A final section called ‘In the Darkroom’ shines a light on the technical skill involved in Buckham’s composite photography. It wasn’t a new practice but, by building on existing techniques and employing bold experimentation, Buckham created his own signature style. We learn of the ‘cloud library’ he amassed consisting of over 2,000 negatives and his similar store of aircraft pictures; how he mixed, matched and merged together images of land and sky; and how he used white chalk or black watercolour paints to soften the areas where the negatives met or to enhance specific features.
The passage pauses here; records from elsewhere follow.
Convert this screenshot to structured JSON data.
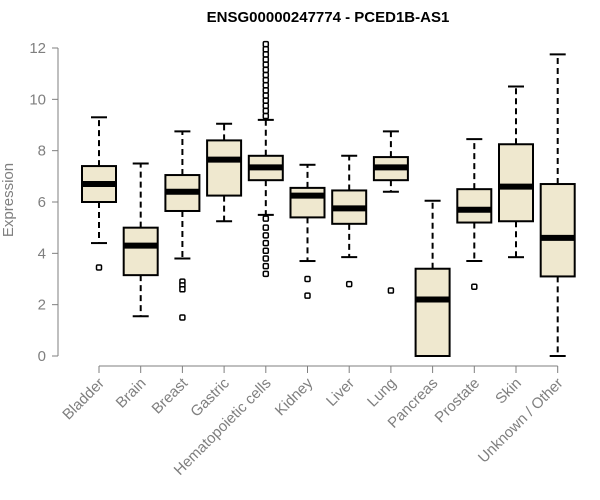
{
  "chart_data": {
    "type": "boxplot",
    "title": "ENSG00000247774 - PCED1B-AS1",
    "ylabel": "Expression",
    "xlabel": "",
    "ylim": [
      0,
      12
    ],
    "yticks": [
      0,
      2,
      4,
      6,
      8,
      10,
      12
    ],
    "grid": false,
    "colors": {
      "box_fill": "#efe8cf",
      "axis": "#7f7f7f"
    },
    "categories": [
      "Bladder",
      "Brain",
      "Breast",
      "Gastric",
      "Hematopoietic cells",
      "Kidney",
      "Liver",
      "Lung",
      "Pancreas",
      "Prostate",
      "Skin",
      "Unknown / Other"
    ],
    "boxes": [
      {
        "q1": 6.0,
        "median": 6.7,
        "q3": 7.4,
        "whisker_low": 4.4,
        "whisker_high": 9.3,
        "outliers": [
          3.45
        ]
      },
      {
        "q1": 3.15,
        "median": 4.3,
        "q3": 5.0,
        "whisker_low": 1.55,
        "whisker_high": 7.5,
        "outliers": []
      },
      {
        "q1": 5.65,
        "median": 6.4,
        "q3": 7.05,
        "whisker_low": 3.8,
        "whisker_high": 8.75,
        "outliers": [
          2.9,
          2.75,
          2.6,
          1.5
        ]
      },
      {
        "q1": 6.25,
        "median": 7.65,
        "q3": 8.4,
        "whisker_low": 5.25,
        "whisker_high": 9.05,
        "outliers": []
      },
      {
        "q1": 6.85,
        "median": 7.35,
        "q3": 7.8,
        "whisker_low": 5.5,
        "whisker_high": 9.2,
        "outliers": [
          9.35,
          9.55,
          9.75,
          9.95,
          10.15,
          10.35,
          10.55,
          10.75,
          10.95,
          11.15,
          11.35,
          11.55,
          11.75,
          11.95,
          12.15,
          5.35,
          5.0,
          4.7,
          4.4,
          4.1,
          3.8,
          3.5,
          3.2
        ]
      },
      {
        "q1": 5.4,
        "median": 6.25,
        "q3": 6.55,
        "whisker_low": 3.7,
        "whisker_high": 7.45,
        "outliers": [
          3.0,
          2.35
        ]
      },
      {
        "q1": 5.15,
        "median": 5.75,
        "q3": 6.45,
        "whisker_low": 3.85,
        "whisker_high": 7.8,
        "outliers": [
          2.8
        ]
      },
      {
        "q1": 6.85,
        "median": 7.35,
        "q3": 7.75,
        "whisker_low": 6.4,
        "whisker_high": 8.75,
        "outliers": [
          2.55
        ]
      },
      {
        "q1": 0.0,
        "median": 2.2,
        "q3": 3.4,
        "whisker_low": 0.0,
        "whisker_high": 6.05,
        "outliers": []
      },
      {
        "q1": 5.2,
        "median": 5.7,
        "q3": 6.5,
        "whisker_low": 3.7,
        "whisker_high": 8.45,
        "outliers": [
          2.7
        ]
      },
      {
        "q1": 5.25,
        "median": 6.6,
        "q3": 8.25,
        "whisker_low": 3.85,
        "whisker_high": 10.5,
        "outliers": []
      },
      {
        "q1": 3.1,
        "median": 4.6,
        "q3": 6.7,
        "whisker_low": 0.0,
        "whisker_high": 11.75,
        "outliers": []
      }
    ]
  }
}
Sceptics may accuse Buckham of cheating: these are pictures made up of cut, pasted and doctored images. But Buckham never tried to pass his photographs off as single-take shots. His work was merely a form of elaborate editing. The exhibition goes as far as to claim that his groundbreaking techniques paved the way for modern technologies such as Photoshop and AI. Whatever the case, it is hard to criticise Buckham’s approach when taking stock of his end results. His photographs are, at their best, compelling depictions of cloudscapes, and of human vulnerability in the face of the natural world’s volatility. This impressive exhibition celebrates the audacious lengths he took to get the perfect picture, and the magic he created on terra firma. For Buckham was not only a magnificent man in a flying machine or a daredevil with a camera. His passport on display sums him up best. In it, his profession is listed as ‘Artist’.

Alfred Buckham: Daredevil Photographer is at the Scottish National Portrait Gallery, Edinburgh until 19 April.